I would encourage all of you, who are going to build companies, or join companies to really remember that how you treat people, the framework of how you reach these decisions, how you encourage innovation and listening to ideas. How you discuss things, how you debate things, how you execute – even when not everyone agrees on everything, has a lot to do with the type of company you build.
I had a business-school professor who made a big impression on me, who argued that how you build these organizations, that people spend most of their waking hours at work. If you build a miserable environment for people, you really are making most of their life miserable. That affects their entire life, they go home miserable. They don't treat other people they care about, in their lives, as well because they're miserable at work.
That's one of the reasons I'm comfortable. Having grown myself into an overhead position as an executive and a leader. I actually think that there's a lot of value in thinking about these problems. Not just at the individual contributor level, but all the way through the chain. Because the better we make this process of playing this team sport together, the better we build companies, the more we're fulfilling our real mission. Which is, it can be better this time, different this time.

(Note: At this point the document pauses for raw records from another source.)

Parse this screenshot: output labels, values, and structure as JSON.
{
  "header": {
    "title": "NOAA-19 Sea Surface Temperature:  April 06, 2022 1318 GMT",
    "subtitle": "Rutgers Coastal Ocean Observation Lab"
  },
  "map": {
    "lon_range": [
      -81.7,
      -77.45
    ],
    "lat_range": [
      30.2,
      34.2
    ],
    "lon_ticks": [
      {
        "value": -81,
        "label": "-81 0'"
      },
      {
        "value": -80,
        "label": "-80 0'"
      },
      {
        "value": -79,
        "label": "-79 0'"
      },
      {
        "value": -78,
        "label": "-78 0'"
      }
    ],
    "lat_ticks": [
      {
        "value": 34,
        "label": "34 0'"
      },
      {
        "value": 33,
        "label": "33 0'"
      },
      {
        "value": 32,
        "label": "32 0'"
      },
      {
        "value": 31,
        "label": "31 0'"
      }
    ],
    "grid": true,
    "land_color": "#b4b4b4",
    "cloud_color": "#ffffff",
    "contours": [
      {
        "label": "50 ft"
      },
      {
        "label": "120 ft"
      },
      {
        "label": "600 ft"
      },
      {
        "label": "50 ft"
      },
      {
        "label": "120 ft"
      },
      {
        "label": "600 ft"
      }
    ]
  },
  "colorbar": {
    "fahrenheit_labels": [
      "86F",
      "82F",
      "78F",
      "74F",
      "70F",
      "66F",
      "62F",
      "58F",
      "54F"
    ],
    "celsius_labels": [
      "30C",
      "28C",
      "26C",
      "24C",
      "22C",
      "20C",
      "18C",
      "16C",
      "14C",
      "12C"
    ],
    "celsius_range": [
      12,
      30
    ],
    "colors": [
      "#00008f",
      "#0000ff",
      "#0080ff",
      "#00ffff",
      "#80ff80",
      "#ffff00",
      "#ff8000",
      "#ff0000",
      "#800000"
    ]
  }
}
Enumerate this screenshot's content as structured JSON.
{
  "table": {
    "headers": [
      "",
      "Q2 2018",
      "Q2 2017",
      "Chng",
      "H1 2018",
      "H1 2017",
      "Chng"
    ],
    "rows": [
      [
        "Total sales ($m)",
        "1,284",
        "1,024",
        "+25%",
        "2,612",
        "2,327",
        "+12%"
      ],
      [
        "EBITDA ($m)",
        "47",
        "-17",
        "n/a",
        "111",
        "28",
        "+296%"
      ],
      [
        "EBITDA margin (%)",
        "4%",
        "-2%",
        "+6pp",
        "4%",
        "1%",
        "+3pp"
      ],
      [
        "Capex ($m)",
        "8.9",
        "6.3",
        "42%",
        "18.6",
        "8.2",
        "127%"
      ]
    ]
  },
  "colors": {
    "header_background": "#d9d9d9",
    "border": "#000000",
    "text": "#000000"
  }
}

I was at Airbnb this morning. I'm telling you, it's amazing. The place is like magic. There were some elements of it that remind me of eBay in earlier days. The thing is growing like crazy, it's a marketplace. At the same time, you see they've learned from the predecessors in Web 1.0 and Web 2.0. They're trying to make their company better. At LinkedIn, we tried to make the company better – eBay, we tried to make much better than the software companies that came before it.
That's the mission that I think I'm excited about. It's one of the reasons I'm here, I'm happy to talk to you folks because I know a lot of you will be involved with the next generations of making things better. I can't think of a better thing to do than to support that mission.